Le professeur français Olivier Estèbe en action. Photo: CVN
La coopération internationale est un facteur déterminant pour le choix des étudiants. Le Département de langue et de civilisation française a établi un partenariat avec l’ambassade de France, la délégation Wallonie-Bruxelles au Vietnam, le Groupe des ambassades, délégations et institutions francophones à Hanoï, le Bureau régional pour l’Asie et le Pacifique de l’Organisation internationale de la Francophonie, le Bureau Asie-Pacifique de l’Agence universitaire de la Francophonie et le Centre régional francophone d’Asie-Pacifique. Elle collabore également avec des universités françaises comme l’Université de Picardie Jules Verne, les université Paul-Valéry Montpellier 3 et Jean Moulin Lyon 3.  

«Nous travaillons tous les matins, aussi les après-midi avec des étudiants en 1re et 4e années principalement.

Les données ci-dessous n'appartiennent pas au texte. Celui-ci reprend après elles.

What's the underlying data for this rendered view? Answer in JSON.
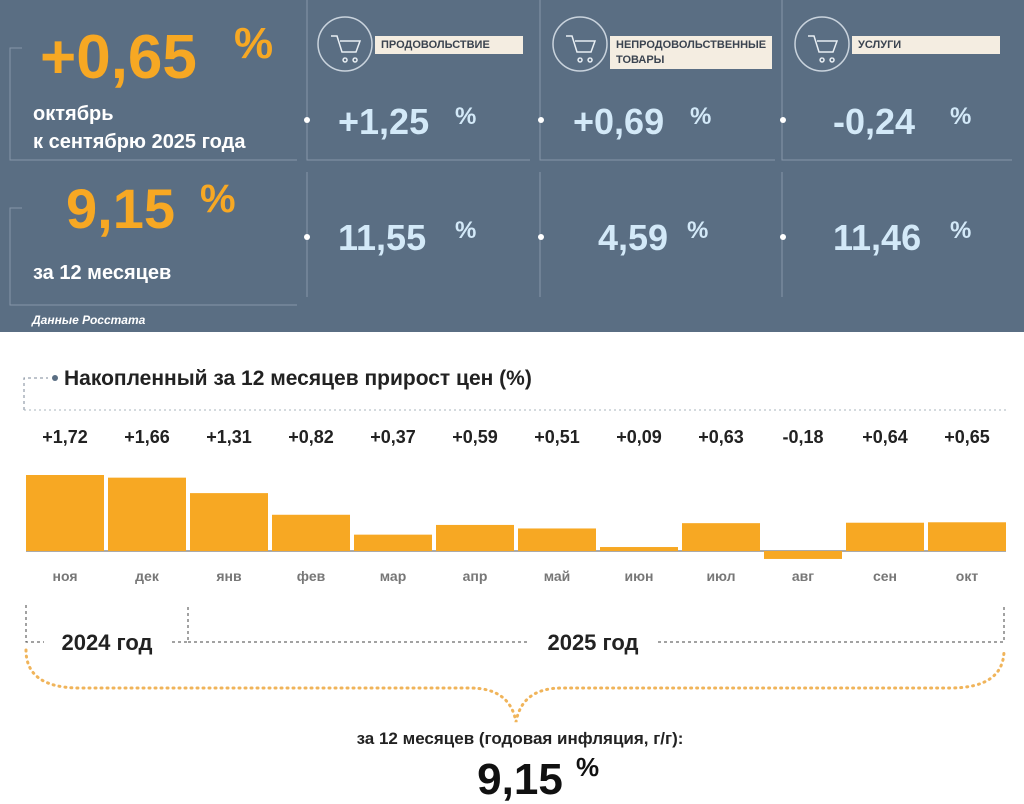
{
  "panel": {
    "monthly": {
      "value": "+0,65",
      "unit": "%",
      "caption": [
        "октябрь",
        "к сентябрю 2025 года"
      ]
    },
    "annual": {
      "value": "9,15",
      "unit": "%",
      "caption": "за 12 месяцев"
    },
    "groups": [
      {
        "label": [
          "ПРОДОВОЛЬСТВИЕ"
        ],
        "monthly": {
          "value": "+1,25",
          "unit": "%"
        },
        "annual": {
          "value": "11,55",
          "unit": "%"
        }
      },
      {
        "label": [
          "НЕПРОДОВОЛЬСТВЕННЫЕ",
          "ТОВАРЫ"
        ],
        "monthly": {
          "value": "+0,69",
          "unit": "%"
        },
        "annual": {
          "value": "4,59",
          "unit": "%"
        }
      },
      {
        "label": [
          "УСЛУГИ"
        ],
        "monthly": {
          "value": "-0,24",
          "unit": "%"
        },
        "annual": {
          "value": "11,46",
          "unit": "%"
        }
      }
    ],
    "source": "Данные Росстата"
  },
  "chart_data": {
    "type": "bar",
    "title": "Накопленный за 12 месяцев прирост цен (%)",
    "categories": [
      "ноя",
      "дек",
      "янв",
      "фев",
      "мар",
      "апр",
      "май",
      "июн",
      "июл",
      "авг",
      "сен",
      "окт"
    ],
    "values": [
      1.72,
      1.66,
      1.31,
      0.82,
      0.37,
      0.59,
      0.51,
      0.09,
      0.63,
      -0.18,
      0.64,
      0.65
    ],
    "value_labels": [
      "+1,72",
      "+1,66",
      "+1,31",
      "+0,82",
      "+0,37",
      "+0,59",
      "+0,51",
      "+0,09",
      "+0,63",
      "-0,18",
      "+0,64",
      "+0,65"
    ],
    "color": "#f7a823",
    "periods": [
      "2024 год",
      "2025 год"
    ]
  },
  "summary": {
    "caption": "за 12 месяцев (годовая инфляция, г/г):",
    "value": "9,15",
    "unit": "%"
  }
}
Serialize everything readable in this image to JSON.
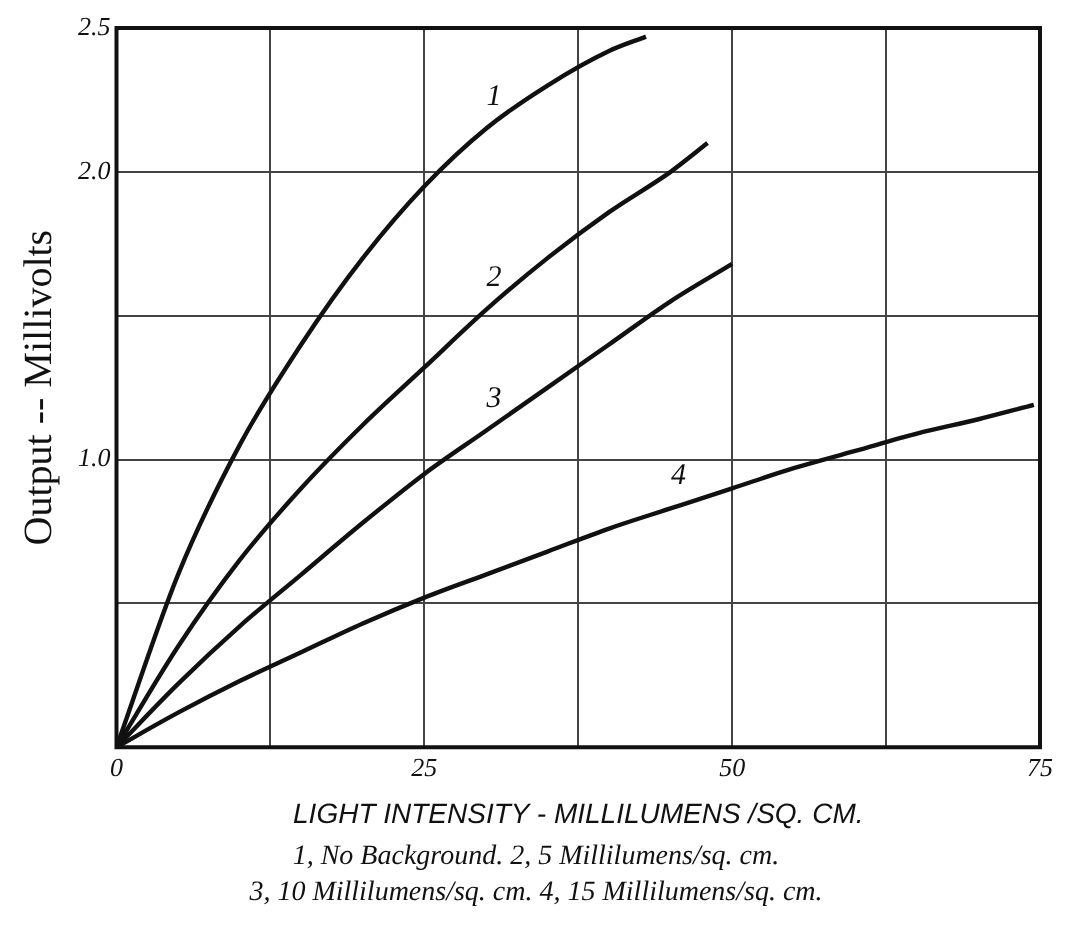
{
  "chart_data": {
    "type": "line",
    "xlabel": "LIGHT INTENSITY - MILLILUMENS /SQ. CM.",
    "ylabel": "Output -- Millivolts",
    "annotations": [
      "1, No Background.  2, 5 Millilumens/sq. cm.",
      "3, 10 Millilumens/sq. cm.  4, 15 Millilumens/sq. cm."
    ],
    "xlim": [
      0,
      75
    ],
    "xticks": [
      0,
      {
        "value": 12.5,
        "label": null
      },
      25,
      {
        "value": 37.5,
        "label": null
      },
      50,
      {
        "value": 62.5,
        "label": null
      },
      75
    ],
    "ylim": [
      0,
      2.5
    ],
    "yticks": [
      {
        "value": 0,
        "label": null
      },
      {
        "value": 0.5,
        "label": null
      },
      {
        "value": 1,
        "label": "1.0"
      },
      {
        "value": 1.5,
        "label": null
      },
      {
        "value": 2,
        "label": "2.0"
      },
      {
        "value": 2.5,
        "label": "2.5"
      }
    ],
    "grid": true,
    "legend": false,
    "marker": "none",
    "line_style": "solid",
    "series": [
      {
        "name": "1",
        "color": "#111111",
        "x": [
          0,
          5,
          10,
          15,
          20,
          25,
          30,
          35,
          40,
          43
        ],
        "values": [
          0,
          0.6,
          1.05,
          1.4,
          1.7,
          1.95,
          2.15,
          2.3,
          2.42,
          2.47
        ]
      },
      {
        "name": "2",
        "color": "#111111",
        "x": [
          0,
          5,
          10,
          15,
          20,
          25,
          30,
          35,
          40,
          45,
          48
        ],
        "values": [
          0,
          0.35,
          0.65,
          0.9,
          1.12,
          1.32,
          1.52,
          1.7,
          1.86,
          2.0,
          2.1
        ]
      },
      {
        "name": "3",
        "color": "#111111",
        "x": [
          0,
          5,
          10,
          15,
          20,
          25,
          30,
          35,
          40,
          45,
          50
        ],
        "values": [
          0,
          0.22,
          0.42,
          0.6,
          0.78,
          0.95,
          1.1,
          1.25,
          1.4,
          1.55,
          1.68
        ]
      },
      {
        "name": "4",
        "color": "#111111",
        "x": [
          0,
          5,
          10,
          15,
          20,
          25,
          30,
          35,
          40,
          45,
          50,
          55,
          60,
          65,
          70,
          74.5
        ],
        "values": [
          0,
          0.12,
          0.23,
          0.33,
          0.43,
          0.52,
          0.6,
          0.68,
          0.76,
          0.83,
          0.9,
          0.97,
          1.03,
          1.09,
          1.14,
          1.19
        ]
      }
    ]
  }
}
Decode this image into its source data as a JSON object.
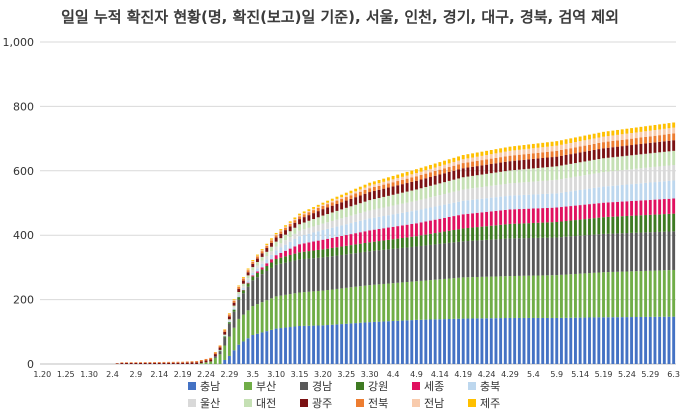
{
  "chart_data": {
    "type": "bar",
    "stacked": true,
    "title": "일일 누적 확진자 현황(명, 확진(보고)일 기준), 서울, 인천, 경기, 대구, 경북, 검역 제외",
    "xlabel": "",
    "ylabel": "",
    "ylim": [
      0,
      1000
    ],
    "y_ticks": [
      "0",
      "200",
      "400",
      "600",
      "800",
      "1,000"
    ],
    "x_tick_labels": [
      "1.20",
      "1.25",
      "1.30",
      "2.4",
      "2.9",
      "2.14",
      "2.19",
      "2.24",
      "2.29",
      "3.5",
      "3.10",
      "3.15",
      "3.20",
      "3.25",
      "3.30",
      "4.4",
      "4.9",
      "4.14",
      "4.19",
      "4.24",
      "4.29",
      "5.4",
      "5.9",
      "5.14",
      "5.19",
      "5.24",
      "5.29",
      "6.3"
    ],
    "x_tick_days": [
      0,
      5,
      10,
      15,
      20,
      25,
      30,
      35,
      40,
      45,
      50,
      55,
      60,
      65,
      70,
      75,
      80,
      85,
      90,
      95,
      100,
      105,
      110,
      115,
      120,
      125,
      130,
      135
    ],
    "num_days": 136,
    "grid": true,
    "legend_position": "bottom",
    "series": [
      {
        "name": "충남",
        "color": "#4472C4",
        "keypoints": [
          [
            0,
            0
          ],
          [
            36,
            0
          ],
          [
            38,
            0
          ],
          [
            40,
            25
          ],
          [
            42,
            60
          ],
          [
            45,
            90
          ],
          [
            50,
            110
          ],
          [
            55,
            118
          ],
          [
            60,
            120
          ],
          [
            70,
            130
          ],
          [
            80,
            137
          ],
          [
            90,
            141
          ],
          [
            100,
            143
          ],
          [
            110,
            143
          ],
          [
            120,
            145
          ],
          [
            135,
            147
          ]
        ]
      },
      {
        "name": "부산",
        "color": "#70AD47",
        "keypoints": [
          [
            0,
            0
          ],
          [
            33,
            0
          ],
          [
            36,
            8
          ],
          [
            38,
            30
          ],
          [
            40,
            60
          ],
          [
            42,
            80
          ],
          [
            45,
            90
          ],
          [
            50,
            100
          ],
          [
            60,
            108
          ],
          [
            70,
            115
          ],
          [
            80,
            120
          ],
          [
            90,
            128
          ],
          [
            100,
            130
          ],
          [
            110,
            133
          ],
          [
            120,
            140
          ],
          [
            135,
            145
          ]
        ]
      },
      {
        "name": "경남",
        "color": "#595959",
        "keypoints": [
          [
            0,
            0
          ],
          [
            36,
            0
          ],
          [
            38,
            10
          ],
          [
            40,
            40
          ],
          [
            42,
            60
          ],
          [
            45,
            80
          ],
          [
            50,
            98
          ],
          [
            55,
            103
          ],
          [
            60,
            103
          ],
          [
            70,
            105
          ],
          [
            80,
            108
          ],
          [
            90,
            112
          ],
          [
            100,
            117
          ],
          [
            110,
            117
          ],
          [
            120,
            119
          ],
          [
            135,
            120
          ]
        ]
      },
      {
        "name": "강원",
        "color": "#3E7A22",
        "keypoints": [
          [
            0,
            0
          ],
          [
            37,
            0
          ],
          [
            40,
            5
          ],
          [
            45,
            12
          ],
          [
            50,
            18
          ],
          [
            55,
            22
          ],
          [
            60,
            25
          ],
          [
            70,
            28
          ],
          [
            80,
            32
          ],
          [
            90,
            40
          ],
          [
            100,
            45
          ],
          [
            110,
            48
          ],
          [
            120,
            52
          ],
          [
            135,
            55
          ]
        ]
      },
      {
        "name": "세종",
        "color": "#E0115F",
        "keypoints": [
          [
            0,
            0
          ],
          [
            42,
            0
          ],
          [
            45,
            3
          ],
          [
            50,
            12
          ],
          [
            55,
            25
          ],
          [
            60,
            30
          ],
          [
            70,
            37
          ],
          [
            80,
            40
          ],
          [
            90,
            44
          ],
          [
            100,
            45
          ],
          [
            110,
            45
          ],
          [
            120,
            45
          ],
          [
            135,
            47
          ]
        ]
      },
      {
        "name": "충북",
        "color": "#BDD7EE",
        "keypoints": [
          [
            0,
            0
          ],
          [
            37,
            0
          ],
          [
            40,
            3
          ],
          [
            45,
            8
          ],
          [
            50,
            15
          ],
          [
            55,
            25
          ],
          [
            60,
            30
          ],
          [
            70,
            37
          ],
          [
            80,
            40
          ],
          [
            90,
            42
          ],
          [
            100,
            43
          ],
          [
            110,
            44
          ],
          [
            120,
            50
          ],
          [
            135,
            56
          ]
        ]
      },
      {
        "name": "울산",
        "color": "#D9D9D9",
        "keypoints": [
          [
            0,
            0
          ],
          [
            38,
            0
          ],
          [
            40,
            3
          ],
          [
            45,
            8
          ],
          [
            50,
            12
          ],
          [
            55,
            17
          ],
          [
            60,
            20
          ],
          [
            70,
            25
          ],
          [
            80,
            30
          ],
          [
            90,
            35
          ],
          [
            100,
            38
          ],
          [
            110,
            42
          ],
          [
            120,
            45
          ],
          [
            135,
            48
          ]
        ]
      },
      {
        "name": "대전",
        "color": "#C5E0B4",
        "keypoints": [
          [
            0,
            0
          ],
          [
            37,
            0
          ],
          [
            40,
            3
          ],
          [
            45,
            10
          ],
          [
            50,
            15
          ],
          [
            55,
            20
          ],
          [
            60,
            25
          ],
          [
            70,
            32
          ],
          [
            80,
            35
          ],
          [
            90,
            38
          ],
          [
            100,
            40
          ],
          [
            110,
            42
          ],
          [
            120,
            43
          ],
          [
            135,
            44
          ]
        ]
      },
      {
        "name": "광주",
        "color": "#7B1113",
        "keypoints": [
          [
            0,
            0
          ],
          [
            15,
            0
          ],
          [
            17,
            3
          ],
          [
            30,
            4
          ],
          [
            36,
            6
          ],
          [
            40,
            9
          ],
          [
            45,
            10
          ],
          [
            55,
            16
          ],
          [
            60,
            20
          ],
          [
            70,
            25
          ],
          [
            80,
            27
          ],
          [
            90,
            28
          ],
          [
            100,
            29
          ],
          [
            110,
            30
          ],
          [
            120,
            31
          ],
          [
            135,
            33
          ]
        ]
      },
      {
        "name": "전북",
        "color": "#ED7D31",
        "keypoints": [
          [
            0,
            0
          ],
          [
            15,
            0
          ],
          [
            17,
            2
          ],
          [
            30,
            3
          ],
          [
            36,
            5
          ],
          [
            40,
            6
          ],
          [
            50,
            7
          ],
          [
            60,
            10
          ],
          [
            70,
            12
          ],
          [
            80,
            14
          ],
          [
            90,
            16
          ],
          [
            100,
            17
          ],
          [
            110,
            18
          ],
          [
            120,
            19
          ],
          [
            135,
            21
          ]
        ]
      },
      {
        "name": "전남",
        "color": "#F8CBAD",
        "keypoints": [
          [
            0,
            0
          ],
          [
            36,
            0
          ],
          [
            40,
            2
          ],
          [
            50,
            3
          ],
          [
            60,
            4
          ],
          [
            70,
            8
          ],
          [
            80,
            10
          ],
          [
            90,
            12
          ],
          [
            100,
            15
          ],
          [
            110,
            16
          ],
          [
            120,
            17
          ],
          [
            135,
            18
          ]
        ]
      },
      {
        "name": "제주",
        "color": "#FFC000",
        "keypoints": [
          [
            0,
            0
          ],
          [
            36,
            0
          ],
          [
            40,
            2
          ],
          [
            45,
            3
          ],
          [
            50,
            4
          ],
          [
            60,
            6
          ],
          [
            70,
            9
          ],
          [
            80,
            12
          ],
          [
            90,
            13
          ],
          [
            100,
            13
          ],
          [
            110,
            14
          ],
          [
            120,
            15
          ],
          [
            135,
            16
          ]
        ]
      }
    ]
  }
}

L’accueil à l’université est extrêmement chaleureux, l’encadrement très agréable et stimulant. J’ai été absolument charmé de voir l’accueil des étudiants et professeurs. Ce sont des conditions de travail vraiment agréables», fait savoir Pierre-Marie Janvier, professeur français de l’organisation non-gouvernementale PREFASSE. Depuis plus d’un mois, les étudiants de ce département suivent des cours sous sa tutelle. Outre l’apprentissage de la langue, Pierre-Marie Janvier donne aux étudiants de nombreuses informations intéressantes sur les pays de la communauté francophone. Sa méthode fait l’unanimité.   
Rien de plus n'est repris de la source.